Step 3. Configure the Reverse Proxy Settings

Enable SSL encryption, specify the back-end web site, and map the addresses of the Exchange services.

Step 3.1. Configure the Reverse Proxy Settings
  1. Go to CONFIGURATION > Configuration Tree > Box > Virtual Servers > your virtual server > Assigned Services > HTTP-Proxy > HTTP Proxy Settings.
  2. In the left menu, select Reverse Proxy Settings.
  3. From the Configuration Mode menu, select Switch to Advanced View.
  4. Click Lock.
  5. In the Backend Web Site field, enter   62.99.0.221 or the FQDN.
  6. From the Use SSL list, select Yes.
  7. In the SSL Listening Port field, enter443.
  8. Import the SSL Certificate and the SSL Private Key.

    The certificate must contain the Name (*.company.com) and SubAltName (DNS:owa.company.com).
  9. In the Backend IP Addresses section, click the plus sign ( + ) and then enter 192.168.0.206.
  10. From the Round Robin and Domain-based Virtual Host lists, select no.
Step 3.2. Configure Domain to Backend Mapping

Map the domains of the Exchange services to the backend web site.
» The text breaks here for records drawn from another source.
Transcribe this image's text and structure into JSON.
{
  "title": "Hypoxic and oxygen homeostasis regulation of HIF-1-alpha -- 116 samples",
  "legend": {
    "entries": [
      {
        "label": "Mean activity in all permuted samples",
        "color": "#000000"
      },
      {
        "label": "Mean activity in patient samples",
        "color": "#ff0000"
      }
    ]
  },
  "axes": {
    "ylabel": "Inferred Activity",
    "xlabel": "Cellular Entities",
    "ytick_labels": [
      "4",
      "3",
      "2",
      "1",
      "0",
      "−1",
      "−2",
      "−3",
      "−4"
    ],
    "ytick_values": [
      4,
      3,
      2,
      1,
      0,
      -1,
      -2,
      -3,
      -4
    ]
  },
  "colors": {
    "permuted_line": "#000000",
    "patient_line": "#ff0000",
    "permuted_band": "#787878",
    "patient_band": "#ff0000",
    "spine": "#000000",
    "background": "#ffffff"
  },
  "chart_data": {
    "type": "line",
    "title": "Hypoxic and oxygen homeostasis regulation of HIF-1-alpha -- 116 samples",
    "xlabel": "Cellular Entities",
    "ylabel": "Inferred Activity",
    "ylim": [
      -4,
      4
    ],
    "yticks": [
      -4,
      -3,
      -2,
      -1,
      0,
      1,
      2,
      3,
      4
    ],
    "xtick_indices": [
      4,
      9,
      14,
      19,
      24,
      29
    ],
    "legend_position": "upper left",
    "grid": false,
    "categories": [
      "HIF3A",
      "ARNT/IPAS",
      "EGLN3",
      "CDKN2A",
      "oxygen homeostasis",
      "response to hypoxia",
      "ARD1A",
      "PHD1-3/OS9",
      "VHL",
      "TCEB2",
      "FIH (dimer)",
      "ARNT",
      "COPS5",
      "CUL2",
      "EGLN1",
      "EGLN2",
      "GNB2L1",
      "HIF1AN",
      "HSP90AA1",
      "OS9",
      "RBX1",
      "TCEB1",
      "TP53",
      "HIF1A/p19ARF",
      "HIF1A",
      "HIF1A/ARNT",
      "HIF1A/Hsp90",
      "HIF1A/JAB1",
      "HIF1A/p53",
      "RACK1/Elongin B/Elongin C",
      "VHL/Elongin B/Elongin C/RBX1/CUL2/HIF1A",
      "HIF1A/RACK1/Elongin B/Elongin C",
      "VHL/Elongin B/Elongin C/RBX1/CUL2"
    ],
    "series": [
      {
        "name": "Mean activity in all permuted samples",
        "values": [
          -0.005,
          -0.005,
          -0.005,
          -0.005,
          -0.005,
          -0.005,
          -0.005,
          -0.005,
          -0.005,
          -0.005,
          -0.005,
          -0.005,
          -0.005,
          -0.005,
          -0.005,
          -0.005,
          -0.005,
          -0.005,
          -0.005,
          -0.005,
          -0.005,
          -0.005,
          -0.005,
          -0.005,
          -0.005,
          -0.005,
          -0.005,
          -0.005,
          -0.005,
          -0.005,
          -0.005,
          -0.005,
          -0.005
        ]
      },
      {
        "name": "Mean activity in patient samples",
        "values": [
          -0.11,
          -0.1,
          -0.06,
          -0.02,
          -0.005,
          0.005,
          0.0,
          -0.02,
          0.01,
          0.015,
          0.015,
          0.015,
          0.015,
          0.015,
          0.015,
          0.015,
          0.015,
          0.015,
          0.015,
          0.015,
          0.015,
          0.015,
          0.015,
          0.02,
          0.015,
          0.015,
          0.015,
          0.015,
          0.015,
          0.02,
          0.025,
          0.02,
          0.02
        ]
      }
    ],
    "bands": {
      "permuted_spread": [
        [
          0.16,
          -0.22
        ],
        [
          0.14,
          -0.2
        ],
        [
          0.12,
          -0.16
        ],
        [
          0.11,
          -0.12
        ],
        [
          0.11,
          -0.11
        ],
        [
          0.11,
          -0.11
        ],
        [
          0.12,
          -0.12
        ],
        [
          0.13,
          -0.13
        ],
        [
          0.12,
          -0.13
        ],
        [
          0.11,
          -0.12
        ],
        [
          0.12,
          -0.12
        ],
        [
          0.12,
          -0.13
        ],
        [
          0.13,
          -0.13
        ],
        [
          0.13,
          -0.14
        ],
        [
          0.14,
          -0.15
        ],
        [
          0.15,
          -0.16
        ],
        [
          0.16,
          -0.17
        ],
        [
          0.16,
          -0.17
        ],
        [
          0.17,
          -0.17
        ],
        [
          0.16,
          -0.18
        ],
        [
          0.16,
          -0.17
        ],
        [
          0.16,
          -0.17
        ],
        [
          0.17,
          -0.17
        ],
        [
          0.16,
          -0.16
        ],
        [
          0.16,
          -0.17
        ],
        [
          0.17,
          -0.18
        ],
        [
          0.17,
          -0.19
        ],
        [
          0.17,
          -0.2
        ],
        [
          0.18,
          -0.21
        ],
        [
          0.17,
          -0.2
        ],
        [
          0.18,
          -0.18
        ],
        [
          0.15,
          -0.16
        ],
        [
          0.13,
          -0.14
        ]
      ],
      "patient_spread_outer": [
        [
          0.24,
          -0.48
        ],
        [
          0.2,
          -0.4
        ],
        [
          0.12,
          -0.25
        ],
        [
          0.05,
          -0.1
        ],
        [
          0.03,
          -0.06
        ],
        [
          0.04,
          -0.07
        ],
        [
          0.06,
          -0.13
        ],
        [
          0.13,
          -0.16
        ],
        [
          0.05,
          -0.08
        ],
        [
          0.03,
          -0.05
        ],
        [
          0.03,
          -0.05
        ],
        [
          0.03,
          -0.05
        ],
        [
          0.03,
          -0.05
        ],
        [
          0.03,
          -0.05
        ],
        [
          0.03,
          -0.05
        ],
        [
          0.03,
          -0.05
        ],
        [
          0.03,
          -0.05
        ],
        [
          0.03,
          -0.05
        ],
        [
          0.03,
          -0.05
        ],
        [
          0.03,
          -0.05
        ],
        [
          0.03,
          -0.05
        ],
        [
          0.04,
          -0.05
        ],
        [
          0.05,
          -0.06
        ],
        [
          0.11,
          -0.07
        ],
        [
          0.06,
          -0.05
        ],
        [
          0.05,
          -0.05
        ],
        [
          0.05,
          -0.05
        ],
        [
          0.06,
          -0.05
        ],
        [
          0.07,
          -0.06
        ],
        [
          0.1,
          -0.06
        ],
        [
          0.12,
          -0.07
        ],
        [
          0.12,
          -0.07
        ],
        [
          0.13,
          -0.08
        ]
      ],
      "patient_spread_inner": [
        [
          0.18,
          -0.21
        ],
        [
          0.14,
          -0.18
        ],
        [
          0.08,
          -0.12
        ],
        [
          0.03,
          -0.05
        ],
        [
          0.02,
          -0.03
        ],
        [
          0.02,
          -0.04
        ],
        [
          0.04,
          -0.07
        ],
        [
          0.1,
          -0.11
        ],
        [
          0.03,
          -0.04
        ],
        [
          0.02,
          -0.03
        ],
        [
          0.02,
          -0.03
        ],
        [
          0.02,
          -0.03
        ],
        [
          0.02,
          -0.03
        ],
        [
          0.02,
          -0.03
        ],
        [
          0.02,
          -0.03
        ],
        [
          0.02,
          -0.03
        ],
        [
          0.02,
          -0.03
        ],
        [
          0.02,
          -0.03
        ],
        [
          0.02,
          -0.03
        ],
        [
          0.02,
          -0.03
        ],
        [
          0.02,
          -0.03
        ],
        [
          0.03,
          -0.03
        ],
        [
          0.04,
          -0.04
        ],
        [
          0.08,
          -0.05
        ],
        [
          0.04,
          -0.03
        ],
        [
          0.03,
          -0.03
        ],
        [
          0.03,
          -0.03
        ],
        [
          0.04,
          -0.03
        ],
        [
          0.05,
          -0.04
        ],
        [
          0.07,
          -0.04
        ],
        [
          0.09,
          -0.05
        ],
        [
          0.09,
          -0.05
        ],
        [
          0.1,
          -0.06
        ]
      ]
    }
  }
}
Complete the following steps for each Exchange service:

  1. In the Domain to Backend Mapping section, click the plus sign (+).
  2. Enter the name of the Exchange service that you are mapping (e.g., Autodiscover) and click OK.
  3. From the Mapping Type list, select Url-Regex.
  4. In the Url-Regex field, enter the domain of the Exchange service that you are mapping:

    Exchange Service Domain
    Autodiscover https://62.99.0.221/Autodiscover
    ActiveSync https://62.99.0.221/Microsoft-Server-ActiveSync
    Outlook Web Access https://62.99.0.221/owa
    RPC https://62.99.0.221/rpc
  5. From the Backend list, select 192.168.0.206 and click OK.
  6. Click Send Changes and Activate.